HYDERABAD: Farmers’ rights organisations claim that for the past few years, Haritha Haram has become an excuse for forest officials to harass tribals, creating a situation where clashes have been reported between forest-dwellers and forest officials across the agency areas of the State.
“The government is using members of the Vanasamrakshana Samithi in agency areas to use community rights as an excuse to plant saplings as part of Haritha Haram, which is being exploited by the Forest Department to dispossess forest-dwellers of their lands. They have submitted as many as 721 community rights applications to carry forward Haritha Haram plantations in 4,54,000 acres across the State,” said Sriram Naik, general secretary, Telangana Girijana Sangham.
S Malla Reddy, vice-president, All-India Kisan Sabha, informed Express that out of the 60 lakh acres of forest land in Telangana, only 20 lakh acres had a green cover.

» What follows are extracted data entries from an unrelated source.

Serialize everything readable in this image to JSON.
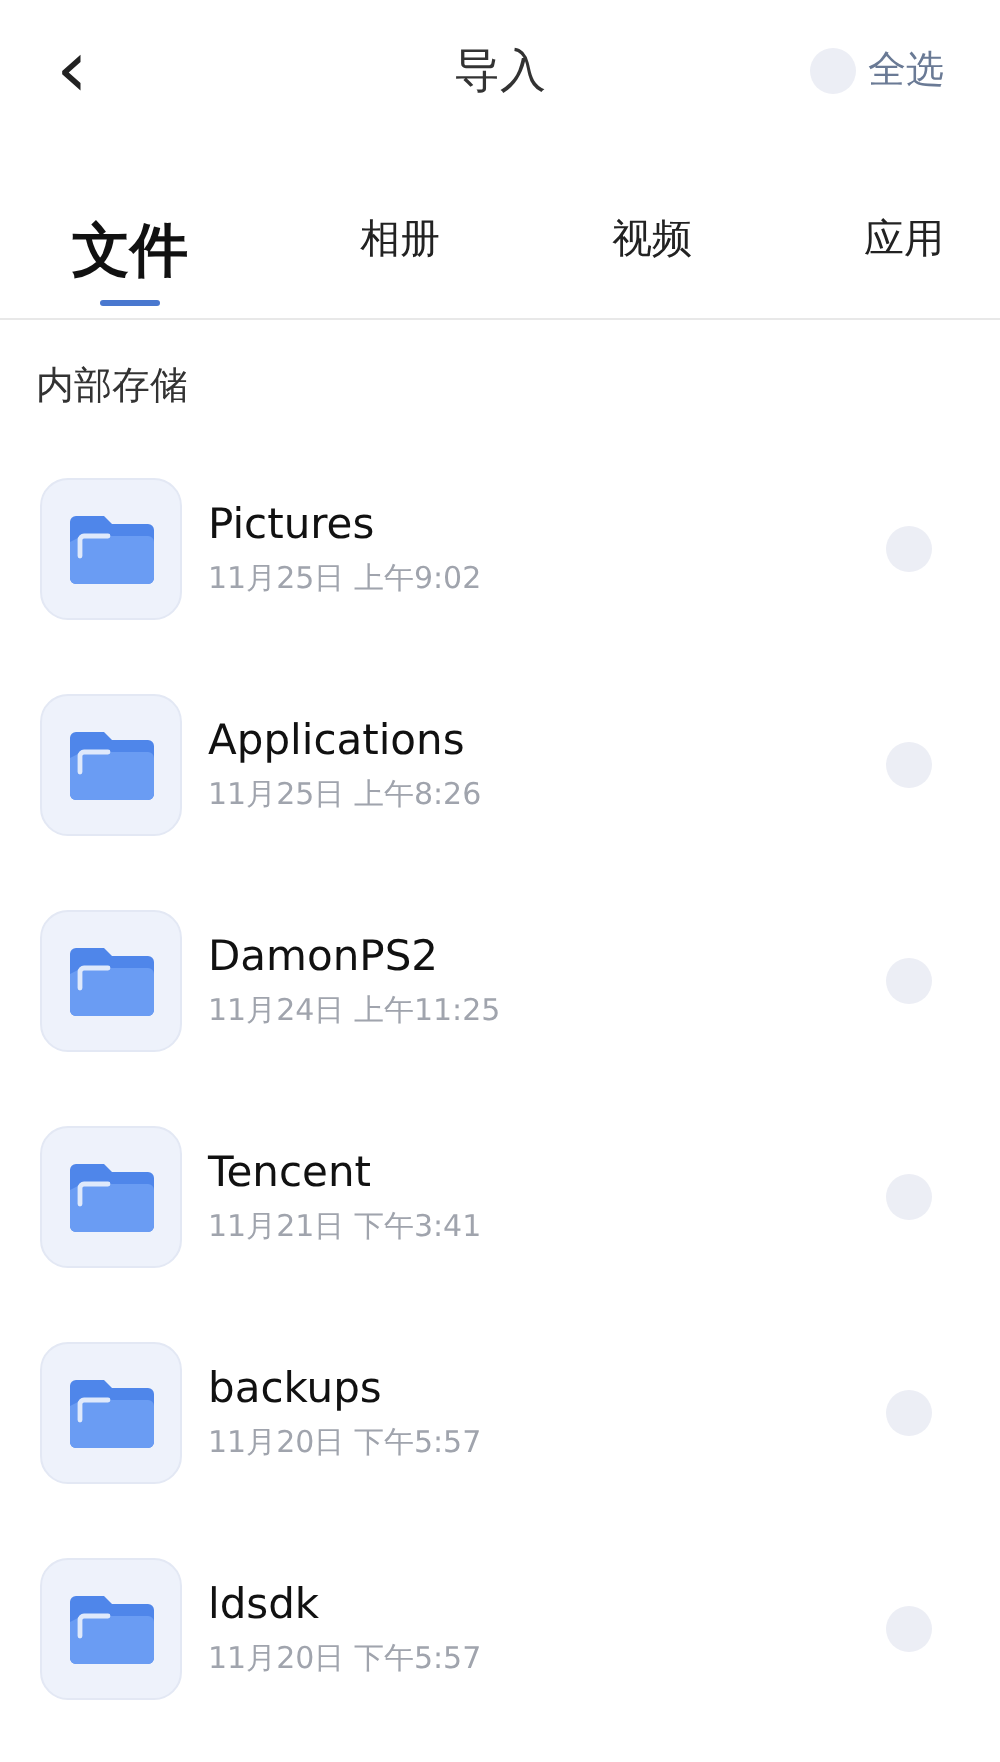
{
  "header": {
    "back": "‹",
    "title": "导入",
    "select_all": {
      "label": "全选",
      "checked": false
    }
  },
  "tabs": [
    {
      "label": "文件",
      "selected": true
    },
    {
      "label": "相册",
      "selected": false
    },
    {
      "label": "视频",
      "selected": false
    },
    {
      "label": "应用",
      "selected": false
    }
  ],
  "section": "内部存储",
  "items": [
    {
      "name": "Pictures",
      "date": "11月25日 上午9:02",
      "selected": false
    },
    {
      "name": "Applications",
      "date": "11月25日 上午8:26",
      "selected": false
    },
    {
      "name": "DamonPS2",
      "date": "11月24日 上午11:25",
      "selected": false
    },
    {
      "name": "Tencent",
      "date": "11月21日 下午3:41",
      "selected": false
    },
    {
      "name": "backups",
      "date": "11月20日 下午5:57",
      "selected": false
    },
    {
      "name": "ldsdk",
      "date": "11月20日 下午5:57",
      "selected": false
    }
  ]
}
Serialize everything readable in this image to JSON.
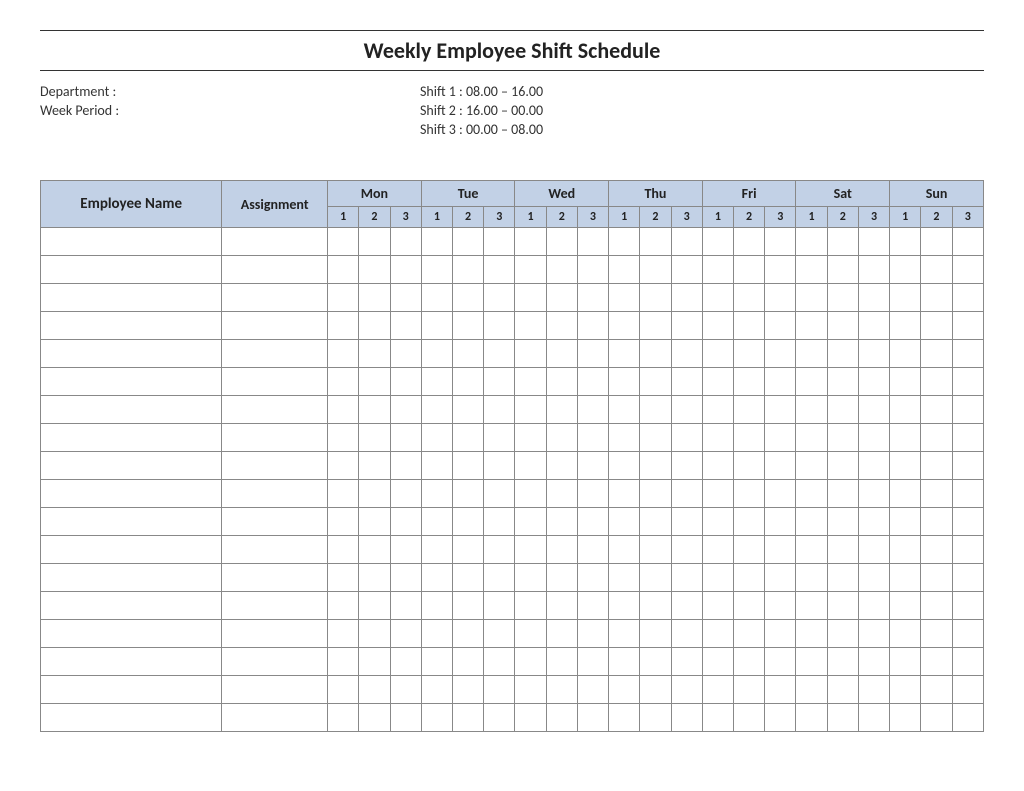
{
  "title": "Weekly Employee Shift Schedule",
  "meta": {
    "department_label": "Department    :",
    "week_period_label": "Week  Period :",
    "shift1_label": "Shift 1  : 08.00  – 16.00",
    "shift2_label": "Shift 2  : 16.00  – 00.00",
    "shift3_label": "Shift 3  : 00.00  – 08.00"
  },
  "headers": {
    "employee_name": "Employee Name",
    "assignment": "Assignment",
    "days": [
      "Mon",
      "Tue",
      "Wed",
      "Thu",
      "Fri",
      "Sat",
      "Sun"
    ],
    "shifts": [
      "1",
      "2",
      "3"
    ]
  },
  "row_count": 18
}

He wondered why the State government did not take up the plantation programme in the remaining 40 lakh acres and was hell-bent upon using the forest land being cultivated by tribals and forest-dwellers to plant saplings.
“If they want to increase the green cover in forests, and prevent animals from entering the villages in plain areas, they should plant not only teak, but also other native species including minor fruit saplings on a large scale,” he opined.
Though Haritha Haram during the monsoons may just be a tipping point for clashes between tribals and forest officials, the root cause lies in the non-issuance of Records of Forest Rights (ROFR) pattas to the forest-dwellers. According to Naik, 600 pattas were lying in the Narsampet’s RDO office without being signed by the Forest Department, rendering them useless.
P Venkatramulu from the Vyavasaya Karmika Sangham told Express that in Jalalpur village of Varni mandal in Nizamabad district, 20 forest-dwellers got pattas back in 2008 for around 40 acres, but forest officials were not allowing them to cultivate their lands by claiming they were trying to extend their area of cultivation. However, non-tribals cultivating up to 50 acres in agency areas were being allowed to carry on, claimed the activists.